豚肉料理が東京から同心円状に普及した

「西の牛肉、東の豚肉」というコントラストが成立した理由としては、豚肉料理が東京から同心円状に普及したからという説が一般的である。

そもそも仏教の影響などで、日本では先行して肉食になじんでいた隣国の中国や朝鮮半島と異なって肉畜飼養は一般化していなかった。明治維新以降、日本で肉食が解禁されて、まず普及したのは牛鍋などに代表される牛肉であった。

屋台の牛飯(牛どん)や兵隊食として牛肉の大和煮缶詰が普及したのも大きかった。欧米では牛肉がメインだった影響であろう。残飯のエサで飼育されることもあった豚の肉は不浄感から嫌われたということもあったかもしれない。軍隊食から普及したカレーライスの肉も明治期にはまだ牛肉だけだった。

こうして、牛肉食は全国に広がっていったが、牛肉食の普及や軍隊食への導入により牛肉の価格は大きく上昇していった。

明治期の牛肉ブームを大正期に豚肉が凌駕

そうした中、大正7(1918)年に、2つの画期的な豚肉料理であるカツカレーとカツ丼が東京で相次いで誕生した。さらにカレーライスにも豚肉が一般的に使われるようになった。値段の張らない手ごろな肉料理を求めるニーズに応え、俗に「明治の三大洋食」と呼ばれるコロッケ、トンカツ、カレーライスが大正時代に豚肉料理として庶民の間に広がったのである。

こうして生まれた豚肉文化が、その後、東京から北関東や東北に伝わって、「東の豚肉」分布ができ上がったと考えられる。

図表8には、豚肉がやっと普及し始めた1924年段階の都道府県別の家畜飼養頭数を図示した。飼養頭数で馬が多いのは、東日本と九州。近畿、中四国では馬は少なく、牛が大勢を占めていたことが分かる。

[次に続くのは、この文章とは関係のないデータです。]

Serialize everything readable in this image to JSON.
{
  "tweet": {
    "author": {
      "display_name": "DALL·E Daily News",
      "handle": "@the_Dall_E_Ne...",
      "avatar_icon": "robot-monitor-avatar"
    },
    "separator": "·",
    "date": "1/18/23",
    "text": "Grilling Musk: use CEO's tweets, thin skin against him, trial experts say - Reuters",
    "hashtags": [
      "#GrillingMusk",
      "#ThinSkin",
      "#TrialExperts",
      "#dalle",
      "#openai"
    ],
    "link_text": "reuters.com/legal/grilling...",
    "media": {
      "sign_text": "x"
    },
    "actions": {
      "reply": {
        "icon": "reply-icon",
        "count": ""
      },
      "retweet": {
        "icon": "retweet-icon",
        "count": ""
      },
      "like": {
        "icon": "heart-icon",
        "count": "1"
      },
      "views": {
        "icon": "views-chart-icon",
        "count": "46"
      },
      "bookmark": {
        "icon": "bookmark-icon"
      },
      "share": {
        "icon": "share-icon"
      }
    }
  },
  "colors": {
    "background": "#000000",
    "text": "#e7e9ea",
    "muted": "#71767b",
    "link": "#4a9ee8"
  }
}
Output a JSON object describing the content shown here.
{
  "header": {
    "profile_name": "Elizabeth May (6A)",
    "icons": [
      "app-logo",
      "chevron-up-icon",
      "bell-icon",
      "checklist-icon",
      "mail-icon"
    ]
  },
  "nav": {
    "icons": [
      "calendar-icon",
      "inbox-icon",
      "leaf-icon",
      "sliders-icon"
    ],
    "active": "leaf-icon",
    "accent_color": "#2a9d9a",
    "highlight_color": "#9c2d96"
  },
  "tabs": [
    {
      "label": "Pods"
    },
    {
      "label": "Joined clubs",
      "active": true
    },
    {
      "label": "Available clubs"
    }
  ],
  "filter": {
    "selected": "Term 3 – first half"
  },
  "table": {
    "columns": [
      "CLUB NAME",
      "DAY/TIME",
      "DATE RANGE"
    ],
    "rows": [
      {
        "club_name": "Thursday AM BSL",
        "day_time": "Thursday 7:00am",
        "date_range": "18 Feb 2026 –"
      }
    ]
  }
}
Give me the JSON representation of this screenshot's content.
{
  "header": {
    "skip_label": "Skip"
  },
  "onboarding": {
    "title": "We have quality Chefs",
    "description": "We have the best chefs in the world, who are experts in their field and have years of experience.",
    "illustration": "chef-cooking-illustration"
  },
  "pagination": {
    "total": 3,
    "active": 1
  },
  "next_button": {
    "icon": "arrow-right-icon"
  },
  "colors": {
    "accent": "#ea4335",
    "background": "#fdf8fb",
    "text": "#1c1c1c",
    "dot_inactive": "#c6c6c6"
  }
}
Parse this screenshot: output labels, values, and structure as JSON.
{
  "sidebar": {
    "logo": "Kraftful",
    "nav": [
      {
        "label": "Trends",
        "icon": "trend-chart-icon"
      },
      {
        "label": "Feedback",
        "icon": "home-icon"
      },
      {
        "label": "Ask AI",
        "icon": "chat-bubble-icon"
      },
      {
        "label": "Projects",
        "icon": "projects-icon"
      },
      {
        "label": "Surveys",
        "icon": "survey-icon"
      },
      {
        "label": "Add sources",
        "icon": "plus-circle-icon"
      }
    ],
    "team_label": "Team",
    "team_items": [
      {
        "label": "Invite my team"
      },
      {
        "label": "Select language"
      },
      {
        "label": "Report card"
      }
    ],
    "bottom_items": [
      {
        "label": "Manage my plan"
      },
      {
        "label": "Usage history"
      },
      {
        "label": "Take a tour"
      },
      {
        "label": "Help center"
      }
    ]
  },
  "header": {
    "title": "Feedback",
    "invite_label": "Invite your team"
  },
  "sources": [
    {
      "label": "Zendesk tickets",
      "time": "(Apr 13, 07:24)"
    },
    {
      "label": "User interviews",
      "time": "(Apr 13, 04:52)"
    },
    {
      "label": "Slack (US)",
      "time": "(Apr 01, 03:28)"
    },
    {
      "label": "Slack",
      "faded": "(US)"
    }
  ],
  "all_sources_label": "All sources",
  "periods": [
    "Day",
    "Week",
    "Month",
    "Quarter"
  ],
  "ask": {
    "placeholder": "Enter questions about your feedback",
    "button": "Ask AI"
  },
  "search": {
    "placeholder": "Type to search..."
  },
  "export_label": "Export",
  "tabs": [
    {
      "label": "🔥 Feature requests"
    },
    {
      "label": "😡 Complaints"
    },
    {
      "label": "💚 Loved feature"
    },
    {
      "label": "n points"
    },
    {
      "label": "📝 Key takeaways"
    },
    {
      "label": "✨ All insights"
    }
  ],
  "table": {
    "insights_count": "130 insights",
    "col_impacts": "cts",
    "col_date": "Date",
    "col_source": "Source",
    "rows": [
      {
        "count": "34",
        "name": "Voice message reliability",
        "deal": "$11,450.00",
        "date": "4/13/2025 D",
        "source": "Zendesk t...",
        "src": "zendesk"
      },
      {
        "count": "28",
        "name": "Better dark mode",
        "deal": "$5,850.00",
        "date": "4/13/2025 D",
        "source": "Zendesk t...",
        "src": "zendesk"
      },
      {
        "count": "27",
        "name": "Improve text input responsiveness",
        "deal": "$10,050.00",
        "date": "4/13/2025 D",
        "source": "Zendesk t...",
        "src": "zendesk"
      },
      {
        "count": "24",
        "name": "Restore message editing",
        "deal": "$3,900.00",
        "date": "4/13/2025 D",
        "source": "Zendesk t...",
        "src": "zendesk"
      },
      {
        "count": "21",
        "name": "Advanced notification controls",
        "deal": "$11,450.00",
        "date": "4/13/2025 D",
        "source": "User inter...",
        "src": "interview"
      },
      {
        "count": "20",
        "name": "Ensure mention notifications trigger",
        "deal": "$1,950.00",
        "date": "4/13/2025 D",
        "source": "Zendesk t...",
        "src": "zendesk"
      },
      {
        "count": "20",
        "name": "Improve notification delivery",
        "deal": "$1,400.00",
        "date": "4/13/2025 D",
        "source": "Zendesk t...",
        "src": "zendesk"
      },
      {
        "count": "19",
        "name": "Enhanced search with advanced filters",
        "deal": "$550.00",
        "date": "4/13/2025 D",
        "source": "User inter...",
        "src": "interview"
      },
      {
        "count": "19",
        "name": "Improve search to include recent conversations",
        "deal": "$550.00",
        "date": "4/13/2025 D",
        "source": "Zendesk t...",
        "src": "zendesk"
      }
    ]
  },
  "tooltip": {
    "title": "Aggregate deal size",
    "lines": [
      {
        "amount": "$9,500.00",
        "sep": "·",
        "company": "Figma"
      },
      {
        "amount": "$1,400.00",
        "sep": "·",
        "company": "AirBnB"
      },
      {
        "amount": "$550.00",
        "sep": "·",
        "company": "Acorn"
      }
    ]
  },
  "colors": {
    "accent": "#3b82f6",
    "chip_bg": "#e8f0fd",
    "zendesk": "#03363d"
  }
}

また、豚が飼養されていたのは、豚肉料理が開発された東京を中心とした同心円状の関東、東山、東海といった地方、および豚が明治以前からの伝統料理だった沖縄、鹿児島に限られていた様子をうかがい知ることができる。

鶏の飼養羽数を見ると、各地方ブロックで、北海道、茨城、千葉、愛知、福岡、鹿児島といったような拠点地域が存在していた様子がうかがえる。九州全体(あるいは東北)への鶏肉消費の傾斜は戦後の展開だと思われる。